HANDBOOK COMMENTARY:
Vehicle-mounted generators that provide a neutral conductor and are installed as separately derived systems supplying equipment and receptacles on the vehicle are required to have the neutral conductor bonded to the generator frame and to the vehicle frame. The non–current-carrying parts of the equipment must be bonded to the generator frame.


----------



## mdshunk (Mar 13, 2005)

You may notice that many of your better generators do have a lug bolted on them someplace to run that bonding jumper to some metal part on the truck.


----------



## K2 (Jul 8, 2005)

Thanks. So if I'm ankle deep in mud and touch the hot do I get a buzz??


----------



## Teetorbilt (Feb 12, 2004)

I believe that this would only apply to vehicle MOUNTED units.

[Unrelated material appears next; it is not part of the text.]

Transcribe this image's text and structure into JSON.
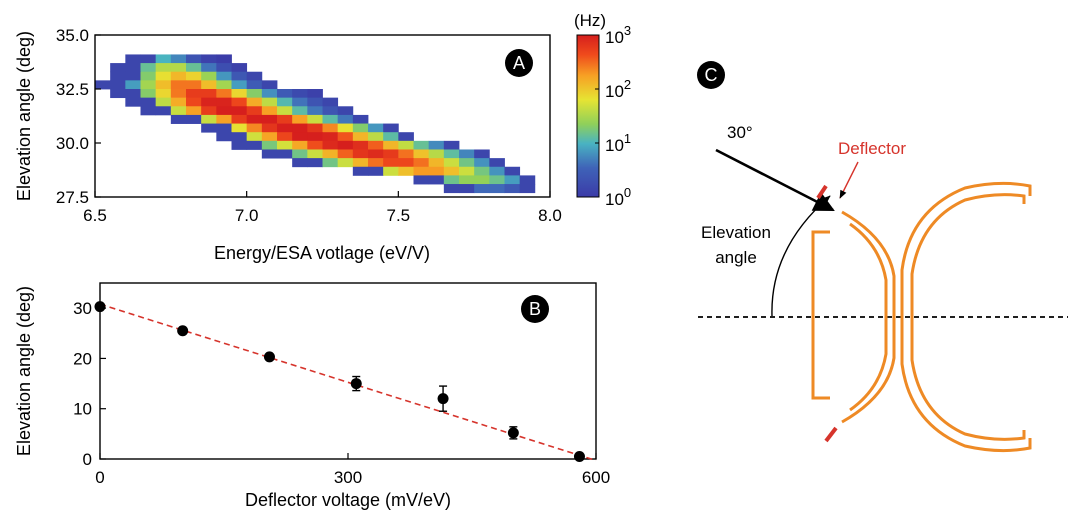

A portable unit is usually on rubber feet and most vehicles are mounted on rubber tires. As such both are isolated.

Rob, I would advise against becoming a ground path in any situation.


----------



## K2 (Jul 8, 2005)

Rob 53 said:


> Thanks. So if I'm ankle deep in mud and touch the hot do I get a buzz??

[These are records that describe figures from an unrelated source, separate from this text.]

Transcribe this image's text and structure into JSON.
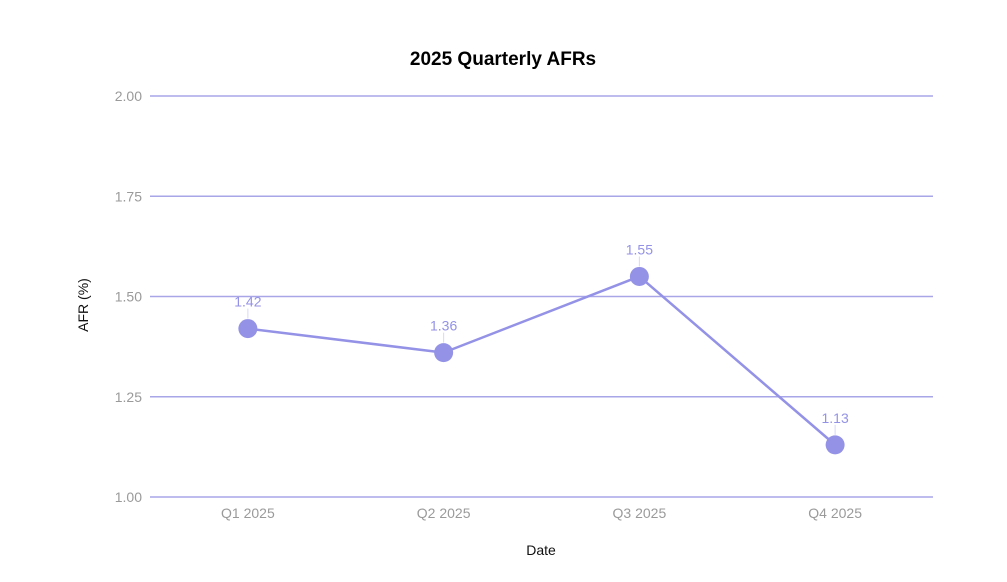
{
  "chart_data": {
    "type": "line",
    "title": "2025 Quarterly AFRs",
    "xlabel": "Date",
    "ylabel": "AFR (%)",
    "categories": [
      "Q1 2025",
      "Q2 2025",
      "Q3 2025",
      "Q4 2025"
    ],
    "series": [
      {
        "values": [
          1.42,
          1.36,
          1.55,
          1.13
        ]
      }
    ],
    "ylim": [
      1.0,
      2.0
    ],
    "yticks": [
      "1.00",
      "1.25",
      "1.50",
      "1.75",
      "2.00"
    ],
    "data_labels": [
      "1.42",
      "1.36",
      "1.55",
      "1.13"
    ],
    "grid": true,
    "legend": "none"
  },
  "colors": {
    "series": "#9492e6",
    "gridline": "#a9a6e8",
    "tick_text": "#9a9a9a",
    "axis_title_text": "#111111",
    "title_text": "#000000"
  }
}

Hmm, no answer. That usually means I should know the answer. But I didn't get pistol whipped so it probably wasn't too dumb of a question. I'll have to go out and make some mud tomorrow. 

I'll try to use a meter Teetor. I'm guessing zero.


----------



## Teetorbilt (Feb 12, 2004)

Use the meter! Not you! You will get zapped! Electricity doesn't care where the ground comes from or how it gets there. Be careful and hope that md chimes in. 

Most of my AC experience involves yachts.


----------



## mdshunk (Mar 13, 2005)

I don't see how you could get shocked standing in the mud if a tool was shorted out, unless the generator was in that same mud with you. You need a conductive path back to the generator for current to flow, and the earth sucks as a conductor except at very, very high voltages. If you and the generator were both in a mudpuddle, then you might get shocked if you were using a bad cord or faulty tool. If your generator was 100' away, no way in hell. Besides, jobsite gensets all have GFCI's now anyhow, and if they don't, OSHA's making you use a GFCI cordset. The reason that you have to bond a generator sitting on a truck to the truck is so that you have an "equipotential plane", which is another thing altogether that has less to do with clearing faults. 

Don't try this... but you can grab a bare hot wire supplied by a generator while you're standing on the ground and you won't get shocked. If you were holding that hot wire and walked up to the generator and touched its frame, then you'd get the **** shocked out of you. 

Following Teetor's advice is most prudent, because it will keep you safe in any case, and frees you from having to puzzle on the science.


----------



## K2 (Jul 8, 2005)

I'm unpuzzled for the moment. Thank you.

Teetor wants to go 400 miles per hour and worries about me being safe. Perspective.


----------